Die Verfassungsmäßigkeit der Regelung über die örtliche Wartezeit (§ 6 Abs. 2 Satz 1 Nr. 2 [X.] aF), insbesondere deren Geeignetheit, Erforderlichkeit und Verhältnismäßigkeit, wird durch die Ausführungen der Klägerin nicht in Frage gestellt.

Der Gesetzgeber hat mit der Regelung in § 6 Abs. 2 Satz 1 Nr. 2 [X.] aF von dem ihm zustehenden Gestaltungsspielraum Gebrauch gemacht (vgl. hierzu näher z.B. [X.], Beschluss vom 19. November 2021 - 1 BvR 781/21 u.a., juris Rn. 185 ff. [X.]; [X.], 986, 987 Rn. 38, 40; NJW 1984, 556, 557). Ein Einschätzungs-, Wertungs- und Prognosespielraum kommt dem Gesetzgeber dabei nicht nur für die Frage der Geeignetheit einer Maßnahme zu, sondern auch für ihre Erforderlichkeit ([X.], Beschluss vom 19. November 2021 aaO Rn. 185 ff., 214). In diesem ihm gesetzten Rahmen hat sich der Gesetzgeber gehalten; es stand ihm frei, zur Sicherstellung einer nachhaltigen Versorgung der Bevölkerung mit notariellen Dienstleistungen als Teil der vorsorgenden Rechtspflege eine dreijährige [X.] der anwaltlichen Tätigkeit des Bewerbers im künftigen [X.] für die Bestellung als Anwaltsnotar zu verlangen.

Seine Grenzen findet der Einschätzungs- und Gestaltungsspielraum des Gesetzgebers bei der Frage der Geeignetheit erst dort, wo die Regelung zur Erreichung des verfolgten legitimen Zwecks objektiv untauglich oder schlechthin ungeeignet ist (vgl. [X.], [X.] aaO; NJW 1984 aaO). Dies ist bei der Regelung in § 6 Abs. 2 Satz 1 Nr. 2 [X.] aF über die örtliche Wartezeit ersichtlich nicht der Fall.

Die von der Klägerin hiergegen vorgebrachten Argumente, die der [X.] vollumfänglich geprüft hat, stellen dies ebenso wenig in Frage wie die Erforderlichkeit der Regelung und deren Verhältnismäßigkeit; sie begründen auch keine Zweifel an der Vereinbarkeit der Regelung mit Art. 33 Abs. 2 GG und dem allgemeinen Gleichheitssatz (Art. 3 Abs. 1 GG). Zwar mögen einzelne von der Klägerin angeführte Gesichtspunkte rechtspolitisch erwägenswert sein. Sie sind jedoch nicht geeignet, dem [X.] entgegen seiner bisherigen ständigen Rechtsprechung die gemäß Art. 100 Abs. 1 GG erforderliche Überzeugung zu verschaffen, der Gesetzgeber habe mit der [X.] der örtlichen Wartezeit den ihm zustehenden Gestaltungsspielraum überschritten oder auf andere Weise Verfassungsrecht verletzt. Auch für eine Unvereinbarkeit von § 6 Abs. 2 Satz 1 Nr. 2 [X.] aF mit dem Recht der [X.] ist nichts ernstlich ersichtlich.

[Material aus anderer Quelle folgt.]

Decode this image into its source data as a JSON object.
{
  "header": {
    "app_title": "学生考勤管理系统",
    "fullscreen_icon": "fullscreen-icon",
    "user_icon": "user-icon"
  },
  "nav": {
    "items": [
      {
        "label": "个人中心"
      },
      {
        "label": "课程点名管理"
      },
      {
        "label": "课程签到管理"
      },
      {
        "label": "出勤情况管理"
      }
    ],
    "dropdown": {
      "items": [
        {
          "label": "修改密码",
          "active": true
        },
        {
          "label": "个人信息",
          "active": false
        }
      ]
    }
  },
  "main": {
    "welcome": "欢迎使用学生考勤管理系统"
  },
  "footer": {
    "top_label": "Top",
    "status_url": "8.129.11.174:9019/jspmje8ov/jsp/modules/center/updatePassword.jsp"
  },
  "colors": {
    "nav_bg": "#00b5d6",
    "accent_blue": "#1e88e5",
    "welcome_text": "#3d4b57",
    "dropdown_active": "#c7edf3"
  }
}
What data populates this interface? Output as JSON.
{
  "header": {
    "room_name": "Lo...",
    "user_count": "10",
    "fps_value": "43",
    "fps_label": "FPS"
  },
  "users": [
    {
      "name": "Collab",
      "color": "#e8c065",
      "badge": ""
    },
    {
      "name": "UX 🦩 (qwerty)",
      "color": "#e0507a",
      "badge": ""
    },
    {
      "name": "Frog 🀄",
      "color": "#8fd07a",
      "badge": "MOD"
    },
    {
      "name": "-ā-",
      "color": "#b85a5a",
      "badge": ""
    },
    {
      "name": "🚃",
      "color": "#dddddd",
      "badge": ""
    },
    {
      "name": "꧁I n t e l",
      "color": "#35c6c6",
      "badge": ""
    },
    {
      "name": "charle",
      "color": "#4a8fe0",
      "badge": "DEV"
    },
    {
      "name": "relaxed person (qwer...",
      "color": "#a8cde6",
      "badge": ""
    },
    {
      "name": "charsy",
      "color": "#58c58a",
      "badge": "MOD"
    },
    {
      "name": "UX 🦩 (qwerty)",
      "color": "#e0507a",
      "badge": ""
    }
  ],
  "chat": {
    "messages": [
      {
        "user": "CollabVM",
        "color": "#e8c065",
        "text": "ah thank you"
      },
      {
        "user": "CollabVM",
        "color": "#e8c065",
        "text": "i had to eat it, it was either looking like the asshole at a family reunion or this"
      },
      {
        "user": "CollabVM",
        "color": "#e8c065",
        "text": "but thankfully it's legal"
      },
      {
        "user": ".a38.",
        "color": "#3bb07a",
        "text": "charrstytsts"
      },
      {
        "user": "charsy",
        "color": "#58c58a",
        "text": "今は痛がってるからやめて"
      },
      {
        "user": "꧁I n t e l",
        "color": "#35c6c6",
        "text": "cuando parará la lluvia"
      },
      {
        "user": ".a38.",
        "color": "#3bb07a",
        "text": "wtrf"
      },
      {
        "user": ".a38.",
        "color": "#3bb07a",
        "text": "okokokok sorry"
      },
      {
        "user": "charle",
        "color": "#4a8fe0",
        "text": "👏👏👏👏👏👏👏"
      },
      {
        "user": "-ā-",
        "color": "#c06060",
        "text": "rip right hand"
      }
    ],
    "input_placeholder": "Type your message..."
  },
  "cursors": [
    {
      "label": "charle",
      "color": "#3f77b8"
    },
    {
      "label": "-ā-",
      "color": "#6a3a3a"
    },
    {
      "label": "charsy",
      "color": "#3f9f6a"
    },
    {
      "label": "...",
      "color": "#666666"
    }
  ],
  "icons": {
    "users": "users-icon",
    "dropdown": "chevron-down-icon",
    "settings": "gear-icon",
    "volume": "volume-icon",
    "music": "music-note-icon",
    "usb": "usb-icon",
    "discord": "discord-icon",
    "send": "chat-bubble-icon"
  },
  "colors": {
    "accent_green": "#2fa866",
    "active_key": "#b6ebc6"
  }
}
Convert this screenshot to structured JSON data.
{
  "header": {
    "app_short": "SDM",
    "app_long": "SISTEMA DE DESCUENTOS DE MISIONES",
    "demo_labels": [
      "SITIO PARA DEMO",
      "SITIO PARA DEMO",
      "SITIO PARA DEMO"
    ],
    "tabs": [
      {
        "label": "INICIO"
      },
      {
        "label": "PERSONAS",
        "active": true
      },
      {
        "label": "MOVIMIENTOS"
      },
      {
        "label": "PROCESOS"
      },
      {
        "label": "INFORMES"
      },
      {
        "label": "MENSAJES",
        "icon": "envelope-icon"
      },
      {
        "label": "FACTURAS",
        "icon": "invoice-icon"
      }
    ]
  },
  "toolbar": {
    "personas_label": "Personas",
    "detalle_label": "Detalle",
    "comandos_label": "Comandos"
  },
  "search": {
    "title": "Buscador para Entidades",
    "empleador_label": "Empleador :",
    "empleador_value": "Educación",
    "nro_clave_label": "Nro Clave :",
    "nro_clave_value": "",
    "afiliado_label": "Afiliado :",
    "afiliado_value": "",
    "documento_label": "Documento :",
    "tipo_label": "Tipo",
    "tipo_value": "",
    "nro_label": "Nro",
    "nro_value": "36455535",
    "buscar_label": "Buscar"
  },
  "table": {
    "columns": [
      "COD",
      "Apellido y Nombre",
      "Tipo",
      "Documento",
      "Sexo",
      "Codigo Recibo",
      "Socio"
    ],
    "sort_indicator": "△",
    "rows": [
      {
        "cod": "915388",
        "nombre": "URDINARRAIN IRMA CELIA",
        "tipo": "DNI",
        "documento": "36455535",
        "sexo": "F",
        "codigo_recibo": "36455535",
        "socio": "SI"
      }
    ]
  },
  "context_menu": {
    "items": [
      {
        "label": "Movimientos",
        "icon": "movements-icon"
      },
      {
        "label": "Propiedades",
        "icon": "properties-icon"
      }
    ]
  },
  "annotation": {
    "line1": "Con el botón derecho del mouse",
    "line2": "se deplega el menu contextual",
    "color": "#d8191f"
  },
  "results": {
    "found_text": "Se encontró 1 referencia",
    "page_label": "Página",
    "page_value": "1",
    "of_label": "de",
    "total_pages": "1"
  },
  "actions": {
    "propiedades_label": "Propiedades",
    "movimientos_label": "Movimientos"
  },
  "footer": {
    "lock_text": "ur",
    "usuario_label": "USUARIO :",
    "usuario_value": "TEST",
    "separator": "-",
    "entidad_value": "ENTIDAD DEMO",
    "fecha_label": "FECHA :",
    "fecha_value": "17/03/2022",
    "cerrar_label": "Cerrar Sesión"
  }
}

(3) Die nach § 6 Abs. 2 Satz 1 Nr. 2 [X.] aF vorgeschriebene örtliche Wartezeit hat die Klägerin verfehlt, nachdem diese ihren Kanzleisitz erst im Mai 2020 in den [X.] verlegt hat.

Zutreffend hat der [X.] des [X.]s auch angenommen, dass die Voraussetzungen für ein ausnahmsweises Absehen von der örtlichen Wartezeit mit Blick auf die Klägerin nicht vorlagen.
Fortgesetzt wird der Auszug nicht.